In an editorial on Nov. 4, “Investigative journalism vs. smear campaigns,” Navarro Bello claimed to have received information from different people and by different means about this alleged smear campaign against her that was rumored to be led by the state governor, Francisco Vega de Lamadrid. She added that it was mentioned in some cases that the campaign included journalist Dora Elena Cortés Juarez of Agencia Fronteriza de Noticias (AFN).
According to Navarro Bello, the campaign would publish “disgraces” about her private life. The alleged existence of a campaign was also reported in other newspapers such as El Mexicano, El Informador, site AFN Noticias, Radio Enciso and social networks, she added.
Navarro Bello also said that journalists in the state have been victims of defamation for three years, starting when the current governor began his term. “It could be a coincidence or a premeditated act, but this has happened,” she wrote.

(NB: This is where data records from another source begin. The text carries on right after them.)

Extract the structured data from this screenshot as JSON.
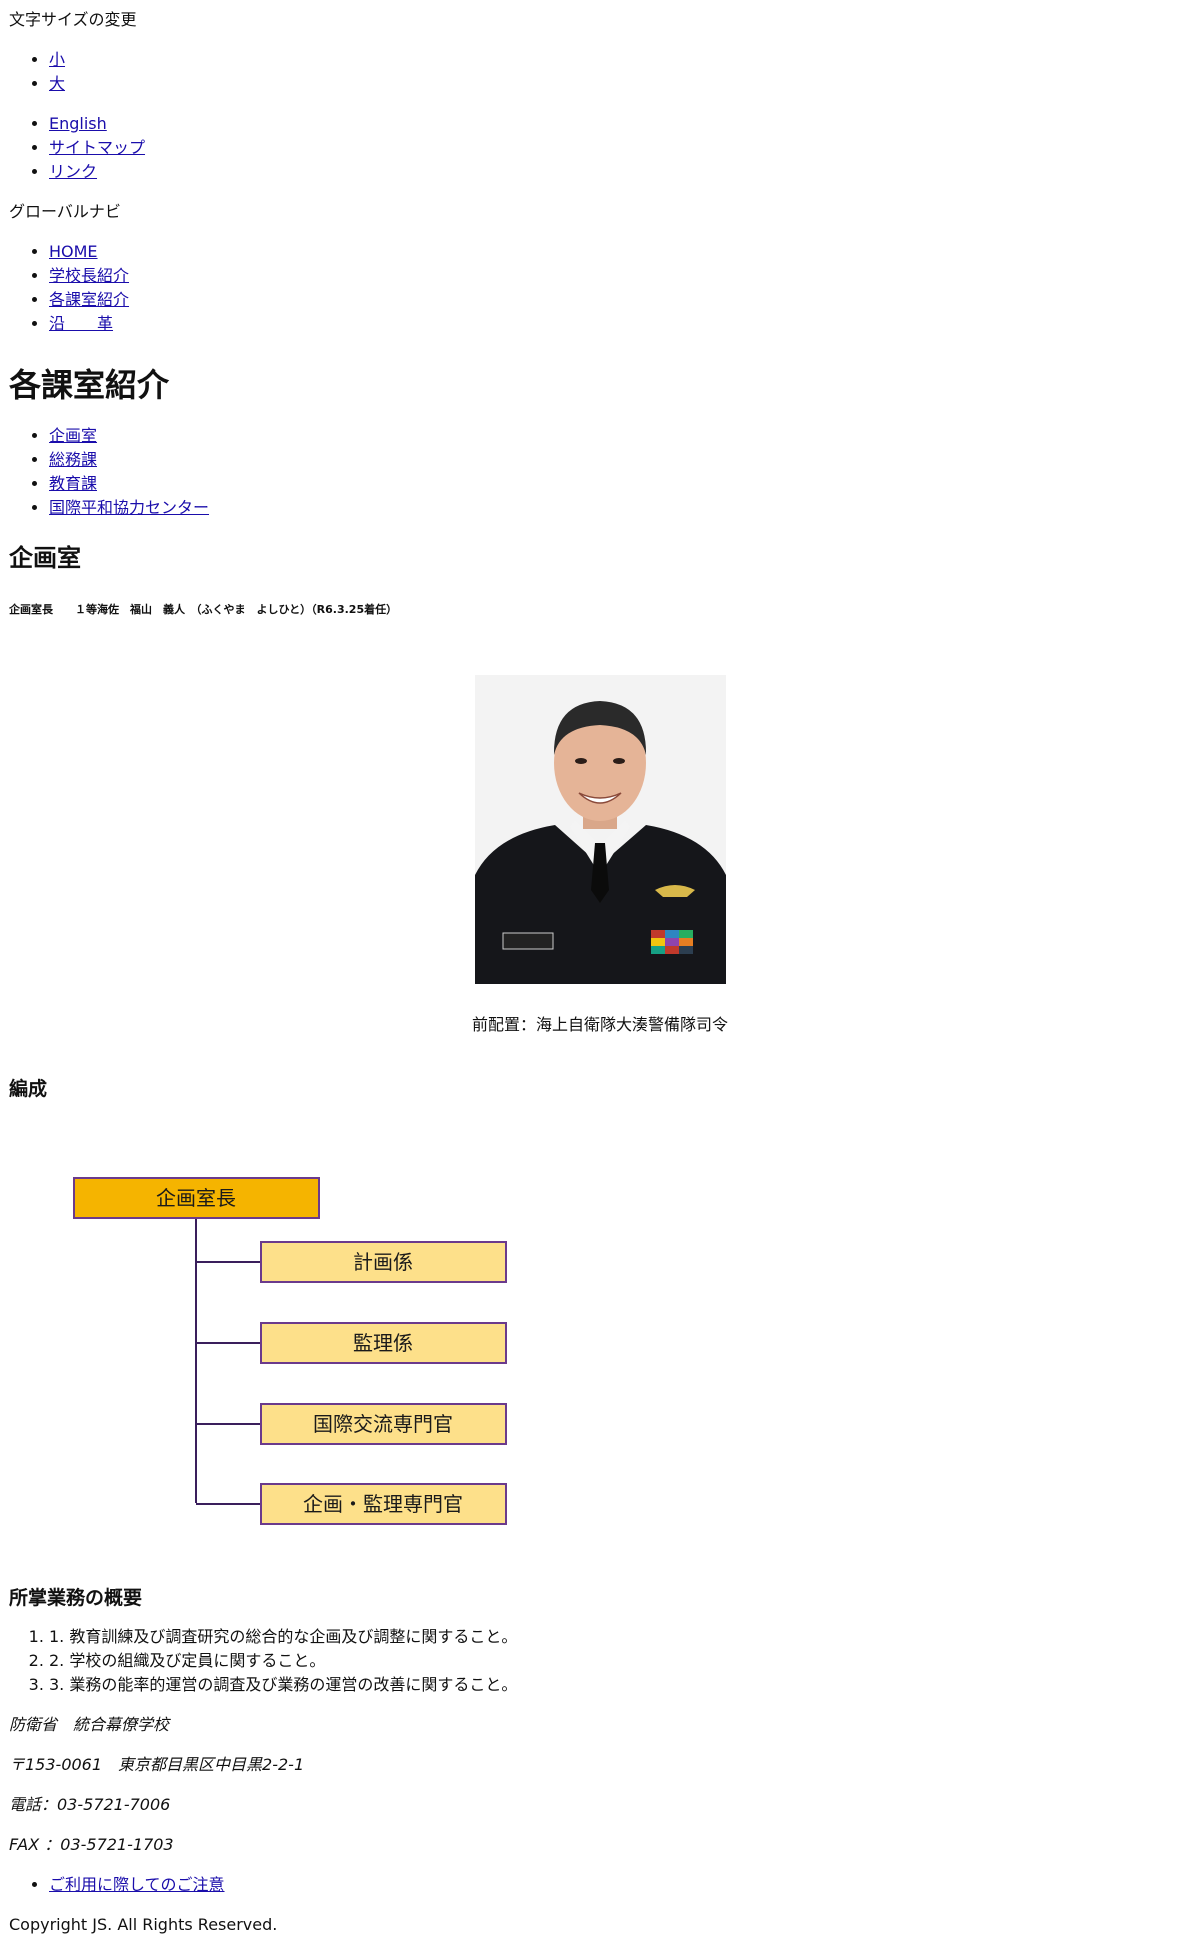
{
  "font_size": {
    "label": "文字サイズの変更",
    "options": [
      "小",
      "大"
    ]
  },
  "utility_nav": {
    "items": [
      "English",
      "サイトマップ",
      "リンク"
    ]
  },
  "global_nav": {
    "label": "グローバルナビ",
    "items": [
      "HOME",
      "学校長紹介",
      "各課室紹介",
      "沿　　革"
    ]
  },
  "page": {
    "title": "各課室紹介",
    "sub_nav": [
      "企画室",
      "総務課",
      "教育課",
      "国際平和協力センター"
    ]
  },
  "section": {
    "title": "企画室",
    "chief_line": "企画室長　　１等海佐　福山　義人　（ふくやま　よしひと）（R6.3.25着任）",
    "photo_caption": "前配置：海上自衛隊大湊警備隊司令",
    "org_heading": "編成",
    "org_chart": {
      "root": "企画室長",
      "children": [
        "計画係",
        "監理係",
        "国際交流専門官",
        "企画・監理専門官"
      ],
      "colors": {
        "root_fill": "#f5b400",
        "child_fill": "#fde08a",
        "border": "#6b3a8c"
      }
    },
    "duties_heading": "所掌業務の概要",
    "duties": [
      "1. 教育訓練及び調査研究の総合的な企画及び調整に関すること。",
      "2. 学校の組織及び定員に関すること。",
      "3. 業務の能率的運営の調査及び業務の運営の改善に関すること。"
    ]
  },
  "footer": {
    "org": "防衛省　統合幕僚学校",
    "address": "〒153-0061　東京都目黒区中目黒2-2-1",
    "phone": "電話：03-5721-7006",
    "fax": "FAX ：03-5721-1703",
    "links": [
      "ご利用に際してのご注意"
    ],
    "copyright": "Copyright JS. All Rights Reserved."
  },
  "colors": {
    "link": "#1a0dab",
    "text": "#111111"
  }
}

“If the issue that concerns them is journalistic, we are at their service, publicly in the same place where this journalistic project started 36 years ago. We do not hide nor turn to anonymity. We are responsible, we use bylines, we support what has been published here by a team of editors, reporters and photographers,” she wrote in the editorial.
She also said that they are available to receive information and clarification and are even willing to hear if they want a right to reply, although she said the authorities always refuse to give statements to the media outlet.

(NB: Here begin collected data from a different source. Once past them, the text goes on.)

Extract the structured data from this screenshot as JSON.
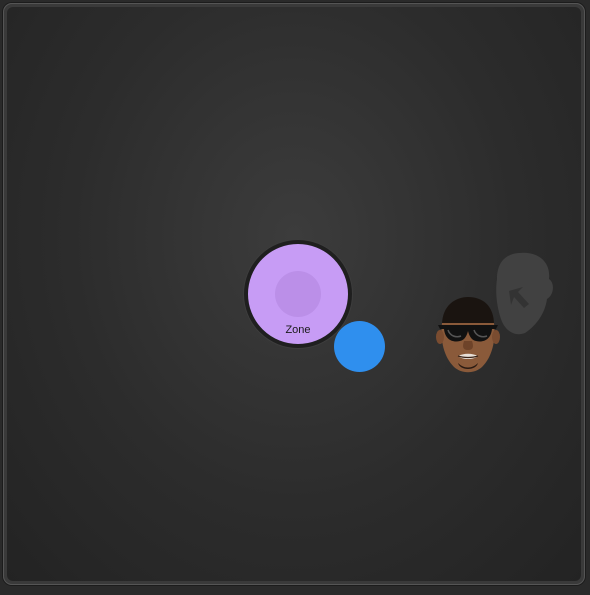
{
  "game": {
    "zone_label": "Zone"
  },
  "icons": {
    "ghost": "ghost-head-arrow-icon",
    "opponent": "sunglasses-face-avatar"
  },
  "colors": {
    "zone": "#c79cf5",
    "zone_core": "#bb8fe8",
    "player": "#2f8fee",
    "board": "#2c2c2c"
  }
}
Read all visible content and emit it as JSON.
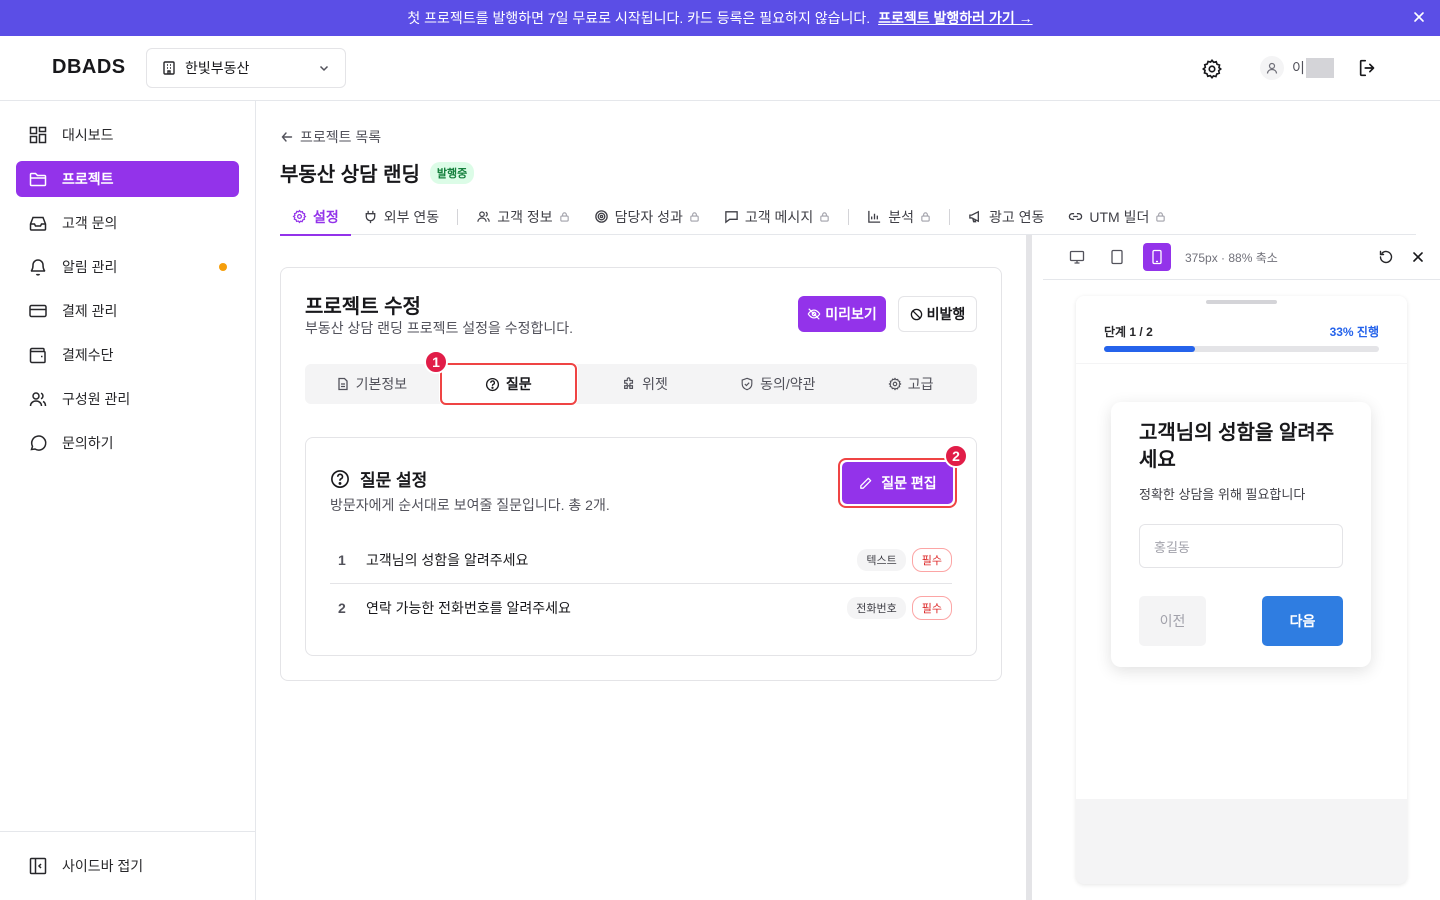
{
  "banner": {
    "text": "첫 프로젝트를 발행하면 7일 무료로 시작됩니다. 카드 등록은 필요하지 않습니다.",
    "link": "프로젝트 발행하러 가기 →"
  },
  "header": {
    "logo": "DBADS",
    "org": "한빛부동산",
    "user_initial": "이"
  },
  "sidebar": {
    "items": [
      {
        "label": "대시보드",
        "icon": "dashboard-icon"
      },
      {
        "label": "프로젝트",
        "icon": "folder-icon",
        "active": true
      },
      {
        "label": "고객 문의",
        "icon": "inbox-icon"
      },
      {
        "label": "알림 관리",
        "icon": "bell-icon",
        "dot": true
      },
      {
        "label": "결제 관리",
        "icon": "credit-card-icon"
      },
      {
        "label": "결제수단",
        "icon": "wallet-icon"
      },
      {
        "label": "구성원 관리",
        "icon": "users-icon"
      },
      {
        "label": "문의하기",
        "icon": "message-circle-icon"
      }
    ],
    "collapse_label": "사이드바 접기"
  },
  "page": {
    "back_label": "프로젝트 목록",
    "title": "부동산 상담 랜딩",
    "status": "발행중",
    "tabs": [
      {
        "label": "설정"
      },
      {
        "label": "외부 연동"
      },
      {
        "label": "고객 정보"
      },
      {
        "label": "담당자 성과"
      },
      {
        "label": "고객 메시지"
      },
      {
        "label": "분석"
      },
      {
        "label": "광고 연동"
      },
      {
        "label": "UTM 빌더"
      }
    ]
  },
  "editor": {
    "title": "프로젝트 수정",
    "subtitle": "부동산 상담 랜딩 프로젝트 설정을 수정합니다.",
    "preview_btn": "미리보기",
    "unpublish_btn": "비발행",
    "segments": [
      "기본정보",
      "질문",
      "위젯",
      "동의/약관",
      "고급"
    ],
    "marker1": "1",
    "marker2": "2",
    "section_title": "질문 설정",
    "section_desc": "방문자에게 순서대로 보여줄 질문입니다. 총 2개.",
    "edit_btn": "질문 편집",
    "questions": [
      {
        "num": "1",
        "text": "고객님의 성함을 알려주세요",
        "type": "텍스트",
        "required": "필수"
      },
      {
        "num": "2",
        "text": "연락 가능한 전화번호를 알려주세요",
        "type": "전화번호",
        "required": "필수"
      }
    ]
  },
  "preview": {
    "zoom": "375px · 88% 축소",
    "step": "단계 1 / 2",
    "progress_text": "33% 진행",
    "progress": 0.33,
    "question": "고객님의 성함을 알려주세요",
    "question_sub": "정확한 상담을 위해 필요합니다",
    "placeholder": "홍길동",
    "prev_btn": "이전",
    "next_btn": "다음"
  },
  "colors": {
    "accent": "#9333ea",
    "banner": "#5b4ee6",
    "blue": "#2563eb",
    "highlight": "#ef4444"
  }
}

According to the director, the reasons for this campaign could be the publications that the weekly has done about the mismanagement of government administration and irregular behavior denounced by the Secretary of Economy Development, among other articles.
Finally, she assured that they will continue with their work as they have faced other types of obstacles in the past as well: they have been threatened by drug traffickers, and have been pressured by politicians and other leaders.

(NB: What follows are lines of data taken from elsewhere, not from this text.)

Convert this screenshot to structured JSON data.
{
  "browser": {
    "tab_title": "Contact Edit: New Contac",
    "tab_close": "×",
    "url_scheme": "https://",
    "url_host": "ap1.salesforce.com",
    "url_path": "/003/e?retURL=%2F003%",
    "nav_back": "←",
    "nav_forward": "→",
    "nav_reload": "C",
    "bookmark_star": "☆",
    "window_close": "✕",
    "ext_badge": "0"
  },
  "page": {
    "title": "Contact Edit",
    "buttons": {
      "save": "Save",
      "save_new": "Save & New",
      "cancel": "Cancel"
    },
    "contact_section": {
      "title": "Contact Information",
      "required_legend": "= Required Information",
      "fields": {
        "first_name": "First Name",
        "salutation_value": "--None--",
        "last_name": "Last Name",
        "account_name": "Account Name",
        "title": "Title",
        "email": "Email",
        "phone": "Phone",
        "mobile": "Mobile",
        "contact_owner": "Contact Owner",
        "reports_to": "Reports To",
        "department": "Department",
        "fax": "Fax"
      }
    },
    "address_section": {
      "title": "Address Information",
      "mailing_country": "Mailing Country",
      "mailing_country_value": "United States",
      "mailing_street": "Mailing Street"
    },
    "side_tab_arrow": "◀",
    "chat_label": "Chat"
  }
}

“To those who, from anonymity, with public resources and government infrastructure, try to pressure in order to stop the publication of irregularities, we tell them that we at ZETA will continue, beyond threats, doing investigative journalism, responding to citizen reports, close to society and far from the government,” the editorial concluded.
In a press release, the State Commission of Human Rights of Baja California (CEDHBC for its acronym in Spanish) announced that it has opened a file “to investigate possible violations of human rights of journalists of the entity,” after this campaign was reported in different media outlets.
“We contacted the journalists who have been the target of this threat against their rights to freely exercise their profession,” said the head of the state’s human rights commision, Melba Adriana Olvera, according to the release. “The intention is for journalists in our state to keep in mind that they have the backing of the CEDHBC and to prove that some government authorities threaten fundamental rights, we will raise our voice.”
The Commission added that it would remain vigilant of these cases, although it did not specifically refer to any media outlet.